There are some limitations to the study: first, the sample size is not large enough to achieve statistical significance to establish the presence or absence of an association between the outcomes of interest and the risk factors in the postulated causal pathways; second, most of the information obtained in this study was obtained directly from the mothers and not validated by accessing other material. However, with regard to the latter point, internal validity of the questionnaires was demonstrated by having several questions relating to the same individual variables. In addition, for many questions, it is a strength of the study that the mothers' knowledge and perceptions have been used11,21,22 given the nature of the issues explored. For example, mothers are the best judges of the daily difficulties they face, including those related to alcohol.

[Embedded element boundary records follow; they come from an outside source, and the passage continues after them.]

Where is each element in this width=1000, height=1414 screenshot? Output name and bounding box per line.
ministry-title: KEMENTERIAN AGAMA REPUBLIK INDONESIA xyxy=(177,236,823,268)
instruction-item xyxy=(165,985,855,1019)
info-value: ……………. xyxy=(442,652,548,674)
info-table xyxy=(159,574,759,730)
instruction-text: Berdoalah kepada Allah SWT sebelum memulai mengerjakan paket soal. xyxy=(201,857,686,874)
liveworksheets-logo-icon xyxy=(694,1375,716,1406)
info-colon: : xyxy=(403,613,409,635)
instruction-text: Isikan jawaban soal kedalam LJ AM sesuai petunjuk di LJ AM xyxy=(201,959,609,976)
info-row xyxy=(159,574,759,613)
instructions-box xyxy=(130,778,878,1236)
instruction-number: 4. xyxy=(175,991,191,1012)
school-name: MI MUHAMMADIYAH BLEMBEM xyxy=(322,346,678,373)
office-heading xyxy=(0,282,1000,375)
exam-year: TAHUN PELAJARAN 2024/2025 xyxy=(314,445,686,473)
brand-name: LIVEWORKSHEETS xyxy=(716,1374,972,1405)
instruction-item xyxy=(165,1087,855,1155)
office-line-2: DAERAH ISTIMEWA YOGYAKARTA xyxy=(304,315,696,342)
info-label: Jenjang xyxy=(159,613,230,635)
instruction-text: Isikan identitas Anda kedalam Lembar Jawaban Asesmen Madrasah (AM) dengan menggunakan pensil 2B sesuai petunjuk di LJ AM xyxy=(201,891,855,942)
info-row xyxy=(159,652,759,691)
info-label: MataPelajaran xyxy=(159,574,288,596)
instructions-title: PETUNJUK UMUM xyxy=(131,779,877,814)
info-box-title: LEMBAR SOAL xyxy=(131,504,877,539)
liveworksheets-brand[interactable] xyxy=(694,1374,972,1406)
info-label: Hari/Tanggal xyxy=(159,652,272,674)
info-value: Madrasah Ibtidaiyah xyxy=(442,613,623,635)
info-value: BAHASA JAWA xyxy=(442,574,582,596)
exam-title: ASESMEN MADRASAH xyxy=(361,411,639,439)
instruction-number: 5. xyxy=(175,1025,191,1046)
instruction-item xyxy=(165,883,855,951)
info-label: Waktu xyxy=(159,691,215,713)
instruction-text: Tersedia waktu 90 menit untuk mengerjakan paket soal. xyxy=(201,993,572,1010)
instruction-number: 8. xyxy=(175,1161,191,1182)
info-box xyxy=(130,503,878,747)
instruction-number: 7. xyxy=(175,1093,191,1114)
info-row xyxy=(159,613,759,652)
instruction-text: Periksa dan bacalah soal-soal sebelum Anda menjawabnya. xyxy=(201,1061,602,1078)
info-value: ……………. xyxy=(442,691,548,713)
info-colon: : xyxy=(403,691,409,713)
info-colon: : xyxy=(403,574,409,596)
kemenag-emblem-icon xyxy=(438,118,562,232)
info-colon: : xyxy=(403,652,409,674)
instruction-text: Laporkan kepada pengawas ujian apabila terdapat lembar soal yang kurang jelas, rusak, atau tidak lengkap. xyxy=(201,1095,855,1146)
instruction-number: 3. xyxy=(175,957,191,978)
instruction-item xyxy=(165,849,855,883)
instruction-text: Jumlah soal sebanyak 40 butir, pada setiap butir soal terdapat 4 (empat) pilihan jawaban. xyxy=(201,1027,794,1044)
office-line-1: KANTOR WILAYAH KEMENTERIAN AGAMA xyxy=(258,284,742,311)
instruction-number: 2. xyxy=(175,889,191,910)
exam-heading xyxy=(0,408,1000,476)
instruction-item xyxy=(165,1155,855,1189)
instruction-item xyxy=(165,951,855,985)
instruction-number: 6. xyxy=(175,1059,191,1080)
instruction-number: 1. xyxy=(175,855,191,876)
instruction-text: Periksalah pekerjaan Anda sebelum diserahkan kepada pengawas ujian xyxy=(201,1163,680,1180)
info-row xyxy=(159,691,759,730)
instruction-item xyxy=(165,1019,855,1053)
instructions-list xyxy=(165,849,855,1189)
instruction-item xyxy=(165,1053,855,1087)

The other major limitation of this study involves the definition of poor birth outcomes. Specifically, because of the survey methodology applied to this study, we were not able to define which infants had intrauterine growth restriction. Intrauterine growth restriction has an array of causal pathways resulting in the foetus not achieving optimal growth. To achieve good estimates of intrauterine growth, it is essential to have accurate dating of the gestation of the foetus/infant, preferably by early and serial ultrasound dating. As this was not possible in this study, the use of low birth weight and preterm birth as proxy measures for intrauterine growth restriction may have resulted in the effect of relevant exposures being under-estimated. On the other hand, studies rigorously designed to collect data enabling accurate definition of intrauterine growth are rarely able to collect the breadth of community level exposure data that has been outlined in this study. An important future development may be to combine these two study methods to improve our understanding of the causal pathways for intrauterine growth restriction and preterm birth.
Finally, if we return to our idea of what makes a ‘solid kid’ (the premise of the Bibbulung Gnarneep study), we must turn all the risk factors around. So our ‘solid kid’, in relation to birth outcomes, was born of a well-educated mother who had no medical or obstetric problems. Their mother had not been raised on a mission or in an institution and our ‘solid kid’ was not exposed to cigarette smoke or the effects of alcohol in utero. This picture does not seem too complicated, but because of the long history of disempowerment and removal from family, creating the solid kid will not be achieved without maximum effort from all involved.